If you want to follow the thread further, the faithfulness work is where it gets pointed: fine-tuning can quietly sever the causal link between the reasoning steps and the final answer, so the chain becomes performative — it reads like an explanation but no longer drives the output Does fine-tuning disconnect reasoning steps from final answers?. Put together, the corpus suggests the honest answer to 'what drives CoT gains' is: answer probability, memorized patterns, and a genuine-but-brittle reasoning component — and that the last one matters most precisely when the task can't be faked by the first two.
Sources 10 notes
A shift cipher study decomposed CoT into three independent factors: output probability alone swings accuracy from 26% to 70%, memorization matches pre-training frequency patterns, and genuine reasoning exists but accumulates error with each step. This resolves the reason-or-memorize debate by showing LLMs do both simultaneously.

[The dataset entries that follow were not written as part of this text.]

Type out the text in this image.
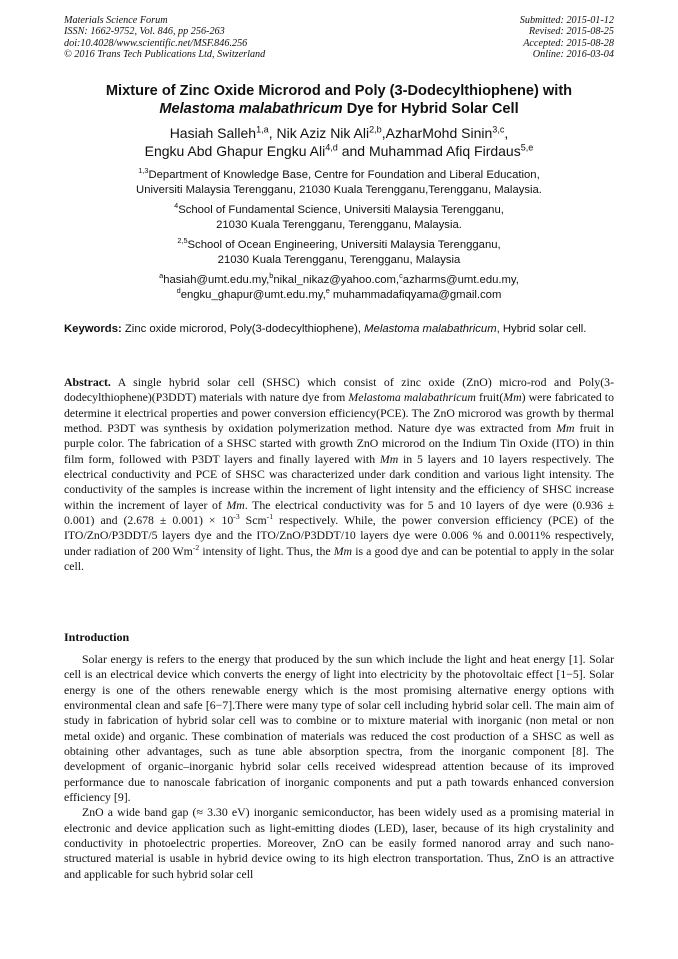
Materials Science Forum
ISSN: 1662-9752, Vol. 846, pp 256-263
doi:10.4028/www.scientific.net/MSF.846.256
© 2016 Trans Tech Publications Ltd, Switzerland
Submitted: 2015-01-12
Revised: 2015-08-25
Accepted: 2015-08-28
Online: 2016-03-04
Mixture of Zinc Oxide Microrod and Poly (3-Dodecylthiophene) with
Melastoma malabathricum Dye for Hybrid Solar Cell
Hasiah Salleh$^{1,a}$, Nik Aziz Nik Ali$^{2,b}$,AzharMohd Sinin$^{3,c}$,
Engku Abd Ghapur Engku Ali$^{4,d}$ and Muhammad Afiq Firdaus$^{5,e}$
$^{1,3}$Department of Knowledge Base, Centre for Foundation and Liberal Education,
Universiti Malaysia Terengganu, 21030 Kuala Terengganu,Terengganu, Malaysia.
$^4$School of Fundamental Science, Universiti Malaysia Terengganu,
21030 Kuala Terengganu, Terengganu, Malaysia.
$^{2,5}$School of Ocean Engineering, Universiti Malaysia Terengganu,
21030 Kuala Terengganu, Terengganu, Malaysia
$^a$hasiah@umt.edu.my,$^b$nikal_nikaz@yahoo.com,$^c$azharms@umt.edu.my,
$^d$engku_ghapur@umt.edu.my,$^e$ muhammadafiqyama@gmail.com
Keywords: Zinc oxide microrod, Poly(3-dodecylthiophene), Melastoma malabathricum, Hybrid solar cell.
Abstract. A single hybrid solar cell (SHSC) which consist of zinc oxide (ZnO) micro-rod and Poly(3-dodecylthiophene)(P3DDT) materials with nature dye from Melastoma malabathricum fruit(Mm) were fabricated to determine it electrical properties and power conversion efficiency(PCE). The ZnO microrod was growth by thermal method. P3DT was synthesis by oxidation polymerization method. Nature dye was extracted from Mm fruit in purple color. The fabrication of a SHSC started with growth ZnO microrod on the Indium Tin Oxide (ITO) in thin film form, followed with P3DT layers and finally layered with Mm in 5 layers and 10 layers respectively. The electrical conductivity and PCE of SHSC was characterized under dark condition and various light intensity. The conductivity of the samples is increase within the increment of light intensity and the efficiency of SHSC increase within the increment of layer of Mm. The electrical conductivity was for 5 and 10 layers of dye were (0.936 ± 0.001) and $(2.678 \pm 0.001) \times 10^{-3}$ Scm$^{-1}$ respectively. While, the power conversion efficiency (PCE) of the ITO/ZnO/P3DDT/5 layers dye and the ITO/ZnO/P3DDT/10 layers dye were 0.006 % and 0.0011% respectively, under radiation of 200 $Wm^{-2}$ intensity of light. Thus, the Mm is a good dye and can be potential to apply in the solar cell.
Introduction

Solar energy is refers to the energy that produced by the sun which include the light and heat energy [1]. Solar cell is an electrical device which converts the energy of light into electricity by the photovoltaic effect [1−5]. Solar energy is one of the others renewable energy which is the most promising alternative energy options with environmental clean and safe [6−7].There were many type of solar cell including hybrid solar cell. The main aim of study in fabrication of hybrid solar cell was to combine or to mixture material with inorganic (non metal or non metal oxide) and organic. These combination of materials was reduced the cost production of a SHSC as well as obtaining other advantages, such as tune able absorption spectra, from the inorganic component [8]. The development of organic–inorganic hybrid solar cells received widespread attention because of its improved performance due to nanoscale fabrication of inorganic components and put a path towards enhanced conversion efficiency [9].

ZnO a wide band gap (≈ 3.30 eV) inorganic semiconductor, has been widely used as a promising material in electronic and device application such as light-emitting diodes (LED), laser, because of its high crystalinity and conductivity in photoelectric properties. Moreover, ZnO can be easily formed nanorod array and such nano- structured material is usable in hybrid device owing to its high electron transportation. Thus, ZnO is an attractive and applicable for such hybrid solar cell
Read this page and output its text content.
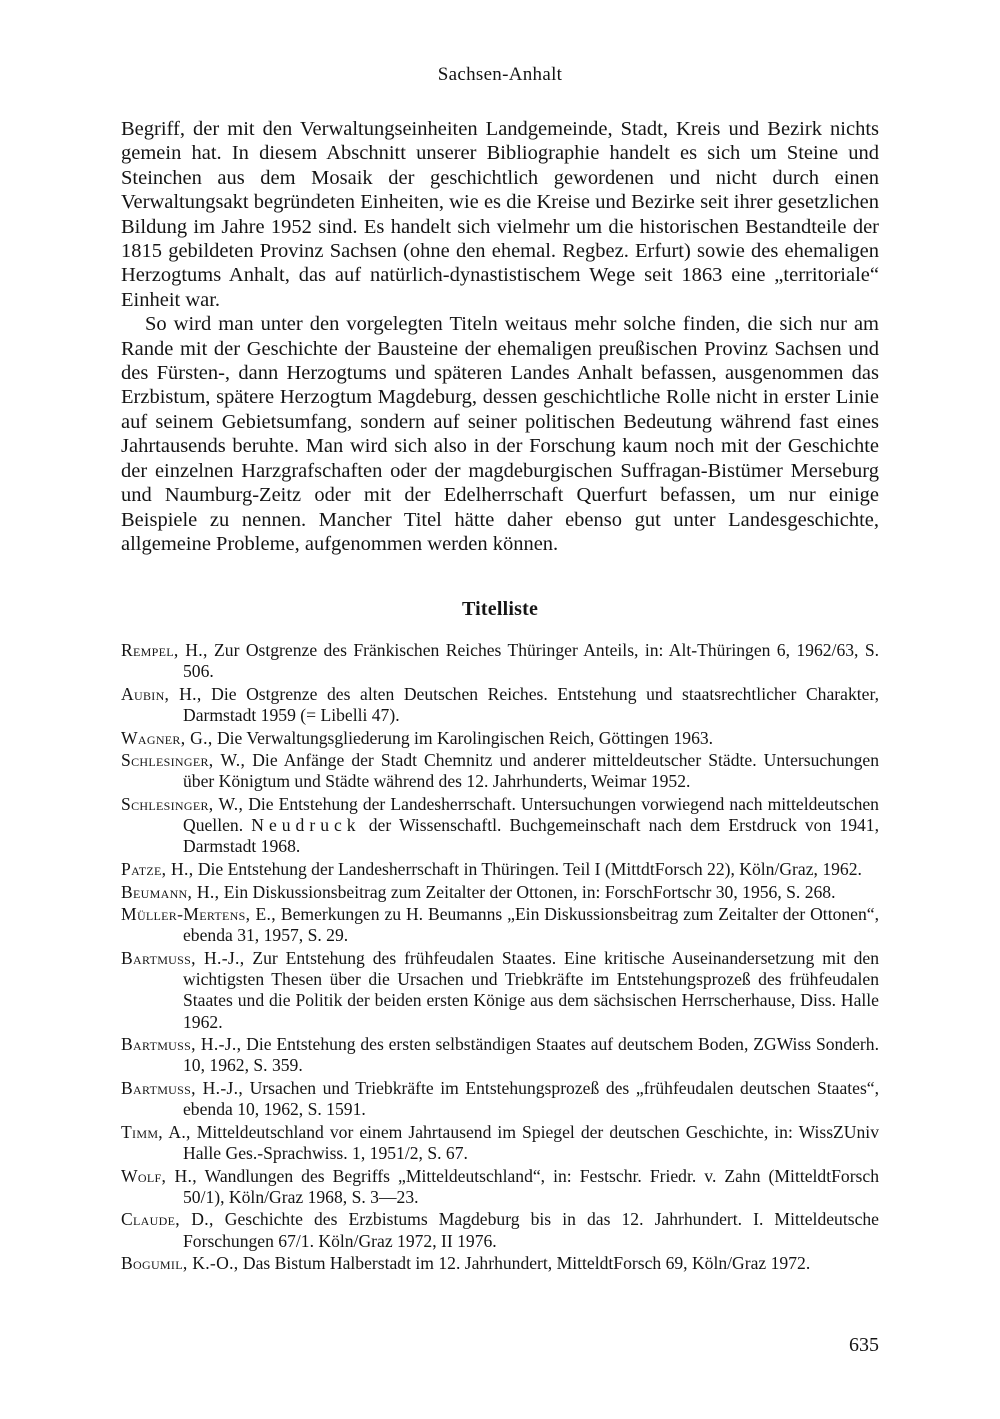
Sachsen-Anhalt

Begriff, der mit den Verwaltungseinheiten Landgemeinde, Stadt, Kreis und Bezirk nichts gemein hat. In diesem Abschnitt unserer Bibliographie handelt es sich um Steine und Steinchen aus dem Mosaik der geschichtlich gewordenen und nicht durch einen Verwaltungsakt begründeten Einheiten, wie es die Kreise und Bezirke seit ihrer gesetzlichen Bildung im Jahre 1952 sind. Es handelt sich vielmehr um die historischen Bestandteile der 1815 gebildeten Provinz Sachsen (ohne den ehemal. Regbez. Erfurt) sowie des ehemaligen Herzogtums Anhalt, das auf natürlich-dynastistischem Wege seit 1863 eine „territoriale“ Einheit war.

So wird man unter den vorgelegten Titeln weitaus mehr solche finden, die sich nur am Rande mit der Geschichte der Bausteine der ehemaligen preußischen Provinz Sachsen und des Fürsten-, dann Herzogtums und späteren Landes Anhalt befassen, ausgenommen das Erzbistum, spätere Herzogtum Magdeburg, dessen geschichtliche Rolle nicht in erster Linie auf seinem Gebietsumfang, sondern auf seiner politischen Bedeutung während fast eines Jahrtausends beruhte. Man wird sich also in der Forschung kaum noch mit der Geschichte der einzelnen Harzgrafschaften oder der magdeburgischen Suffragan-Bistümer Merseburg und Naumburg-Zeitz oder mit der Edelherrschaft Querfurt befassen, um nur einige Beispiele zu nennen. Mancher Titel hätte daher ebenso gut unter Landesgeschichte, allgemeine Probleme, aufgenommen werden können.

Titelliste
Rempel, H., Zur Ostgrenze des Fränkischen Reiches Thüringer Anteils, in: Alt-Thüringen 6, 1962/63, S. 506.
Aubin, H., Die Ostgrenze des alten Deutschen Reiches. Entstehung und staatsrechtlicher Charakter, Darmstadt 1959 (= Libelli 47).
Wagner, G., Die Verwaltungsgliederung im Karolingischen Reich, Göttingen 1963.
Schlesinger, W., Die Anfänge der Stadt Chemnitz und anderer mitteldeutscher Städte. Untersuchungen über Königtum und Städte während des 12. Jahrhunderts, Weimar 1952.
Schlesinger, W., Die Entstehung der Landesherrschaft. Untersuchungen vorwiegend nach mitteldeutschen Quellen. Neudruck der Wissenschaftl. Buchgemeinschaft nach dem Erstdruck von 1941, Darmstadt 1968.
Patze, H., Die Entstehung der Landesherrschaft in Thüringen. Teil I (MittdtForsch 22), Köln/Graz, 1962.
Beumann, H., Ein Diskussionsbeitrag zum Zeitalter der Ottonen, in: ForschFortschr 30, 1956, S. 268.
Müller-Mertens, E., Bemerkungen zu H. Beumanns „Ein Diskussionsbeitrag zum Zeitalter der Ottonen“, ebenda 31, 1957, S. 29.
Bartmuss, H.-J., Zur Entstehung des frühfeudalen Staates. Eine kritische Auseinandersetzung mit den wichtigsten Thesen über die Ursachen und Triebkräfte im Entstehungsprozeß des frühfeudalen Staates und die Politik der beiden ersten Könige aus dem sächsischen Herrscherhause, Diss. Halle 1962.
Bartmuss, H.-J., Die Entstehung des ersten selbständigen Staates auf deutschem Boden, ZGWiss Sonderh. 10, 1962, S. 359.
Bartmuss, H.-J., Ursachen und Triebkräfte im Entstehungsprozeß des „frühfeudalen deutschen Staates“, ebenda 10, 1962, S. 1591.
Timm, A., Mitteldeutschland vor einem Jahrtausend im Spiegel der deutschen Geschichte, in: WissZUniv Halle Ges.-Sprachwiss. 1, 1951/2, S. 67.
Wolf, H., Wandlungen des Begriffs „Mitteldeutschland“, in: Festschr. Friedr. v. Zahn (MitteldtForsch 50/1), Köln/Graz 1968, S. 3—23.
Claude, D., Geschichte des Erzbistums Magdeburg bis in das 12. Jahrhundert. I. Mitteldeutsche Forschungen 67/1. Köln/Graz 1972, II 1976.
Bogumil, K.-O., Das Bistum Halberstadt im 12. Jahrhundert, MitteldtForsch 69, Köln/Graz 1972.
635
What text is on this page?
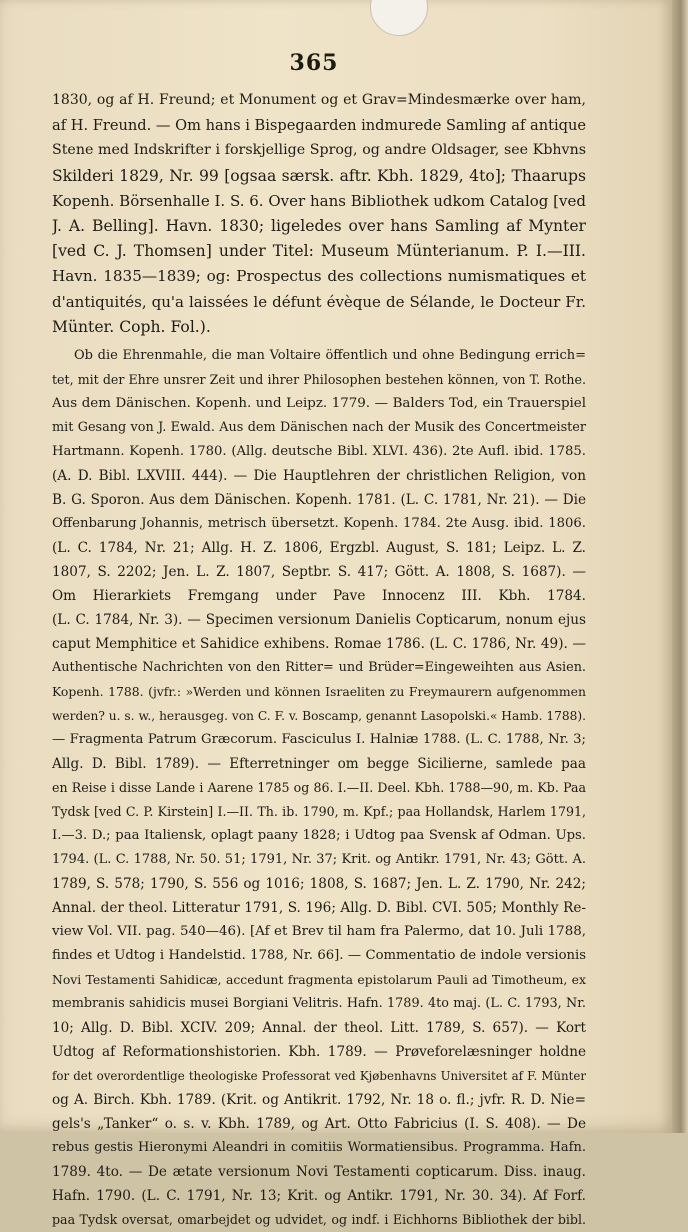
365
1830, og af H. Freund; et Monument og et Grav=Mindesmærke over ham,
af H. Freund. — Om hans i Bispegaarden indmurede Samling af antique
Stene med Indskrifter i forskjellige Sprog, og andre Oldsager, see Kbhvns
Skilderi 1829, Nr. 99 [ogsaa særsk. aftr. Kbh. 1829, 4to]; Thaarups
Kopenh. Börsenhalle I. S. 6. Over hans Bibliothek udkom Catalog [ved
J. A. Belling]. Havn. 1830; ligeledes over hans Samling af Mynter
[ved C. J. Thomsen] under Titel: Museum Münterianum. P. I.—III.
Havn. 1835—1839; og: Prospectus des collections numismatiques et
d'antiquités, qu'a laissées le défunt évèque de Sélande, le Docteur Fr.
Münter. Coph. Fol.).
Ob die Ehrenmahle, die man Voltaire öffentlich und ohne Bedingung errich=
tet, mit der Ehre unsrer Zeit und ihrer Philosophen bestehen können, von T. Rothe.
Aus dem Dänischen. Kopenh. und Leipz. 1779. — Balders Tod, ein Trauerspiel
mit Gesang von J. Ewald. Aus dem Dänischen nach der Musik des Concertmeister
Hartmann. Kopenh. 1780. (Allg. deutsche Bibl. XLVI. 436). 2te Aufl. ibid. 1785.
(A. D. Bibl. LXVIII. 444). — Die Hauptlehren der christlichen Religion, von
B. G. Sporon. Aus dem Dänischen. Kopenh. 1781. (L. C. 1781, Nr. 21). — Die
Offenbarung Johannis, metrisch übersetzt. Kopenh. 1784. 2te Ausg. ibid. 1806.
(L. C. 1784, Nr. 21; Allg. H. Z. 1806, Ergzbl. August, S. 181; Leipz. L. Z.
1807, S. 2202; Jen. L. Z. 1807, Septbr. S. 417; Gött. A. 1808, S. 1687). —
Om Hierarkiets Fremgang under Pave Innocenz III. Kbh. 1784.
(L. C. 1784, Nr. 3). — Specimen versionum Danielis Copticarum, nonum ejus
caput Memphitice et Sahidice exhibens. Romae 1786. (L. C. 1786, Nr. 49). —
Authentische Nachrichten von den Ritter= und Brüder=Eingeweihten aus Asien.
Kopenh. 1788. (jvfr.: »Werden und können Israeliten zu Freymaurern aufgenommen
werden? u. s. w., herausgeg. von C. F. v. Boscamp, genannt Lasopolski.« Hamb. 1788).
— Fragmenta Patrum Græcorum. Fasciculus I. Halniæ 1788. (L. C. 1788, Nr. 3;
Allg. D. Bibl. 1789). — Efterretninger om begge Sicilierne, samlede paa
en Reise i disse Lande i Aarene 1785 og 86. I.—II. Deel. Kbh. 1788—90, m. Kb. Paa
Tydsk [ved C. P. Kirstein] I.—II. Th. ib. 1790, m. Kpf.; paa Hollandsk, Harlem 1791,
I.—3. D.; paa Italiensk, oplagt paany 1828; i Udtog paa Svensk af Odman. Ups.
1794. (L. C. 1788, Nr. 50. 51; 1791, Nr. 37; Krit. og Antikr. 1791, Nr. 43; Gött. A.
1789, S. 578; 1790, S. 556 og 1016; 1808, S. 1687; Jen. L. Z. 1790, Nr. 242;
Annal. der theol. Litteratur 1791, S. 196; Allg. D. Bibl. CVI. 505; Monthly Re-
view Vol. VII. pag. 540—46). [Af et Brev til ham fra Palermo, dat 10. Juli 1788,
findes et Udtog i Handelstid. 1788, Nr. 66]. — Commentatio de indole versionis
Novi Testamenti Sahidicæ, accedunt fragmenta epistolarum Pauli ad Timotheum, ex
membranis sahidicis musei Borgiani Velitris. Hafn. 1789. 4to maj. (L. C. 1793, Nr.
10; Allg. D. Bibl. XCIV. 209; Annal. der theol. Litt. 1789, S. 657). — Kort
Udtog af Reformationshistorien. Kbh. 1789. — Prøveforelæsninger holdne
for det overordentlige theologiske Professorat ved Kjøbenhavns Universitet af F. Münter
og A. Birch. Kbh. 1789. (Krit. og Antikrit. 1792, Nr. 18 o. fl.; jvfr. R. D. Nie=
gels's „Tanker“ o. s. v. Kbh. 1789, og Art. Otto Fabricius (I. S. 408). — De
rebus gestis Hieronymi Aleandri in comitiis Wormatiensibus. Programma. Hafn.
1789. 4to. — De ætate versionum Novi Testamenti copticarum. Diss. inaug.
Hafn. 1790. (L. C. 1791, Nr. 13; Krit. og Antikr. 1791, Nr. 30. 34). Af Forf.
paa Tydsk oversat, omarbejdet og udvidet, og indf. i Eichhorns Bibliothek der bibl.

Illogical chain-of-thought exemplars matched valid CoT performance on BIG-Bench Hard, showing that structural properties—not logical validity—drive the gains. The model learns the form of reasoning, not genuine inference.
Research shows training format shapes reasoning strategy 7.5× more than domain, demo position swings accuracy 20%, and invalid CoT prompts work as well as valid ones. CoT is pattern-guided generation, not formal logic.
CoT systems reproduce the form of reasoning through pattern matching rather than performing genuine logical inference. This explains why format effects dominate content, why structurally invalid prompts succeed, and why stronger reasoning models become less instruction-compliant.
Task accuracy peaks at intermediate CoT length, with optimal length increasing alongside task difficulty but decreasing with model capability. RL training naturally gravitates toward shorter chains as models improve, revealing that simplicity emerges from reward signals rather than explicit training.
Increasing thinking tokens from ~1,100 to ~16K reduced benchmark accuracy from 87.3% to 70.3%, revealing a non-monotonic relationship where models overthink easy problems and underthink hard ones.
Controlled A* maze experiments show trace length correlates with difficulty only in-distribution but decouples entirely out-of-distribution. Trace length primarily reflects recall of training schemas, not adaptive computation.
On structured tasks requiring sequential multi-step reasoning like graph connectivity, chain-of-thought achieves exponentially higher accuracy than parallel voting. The difference emerges because solutions genuinely require accumulating intermediate results sequentially, which short parallel chains cannot achieve.
Vanilla models use thinking mode counterproductively, inducing self-doubt that degrades performance. RL training reverses this, transforming the same mechanism into beneficial gap analysis. Training mediates reasoning quality, not just quantity.
Three faithfulness tests show fine-tuned models generate reasoning chains that less reliably influence final outputs. Early termination, paraphrasing, and filler substitution all produce invariant answers more often after fine-tuning, suggesting reasoning becomes performative rather than functional.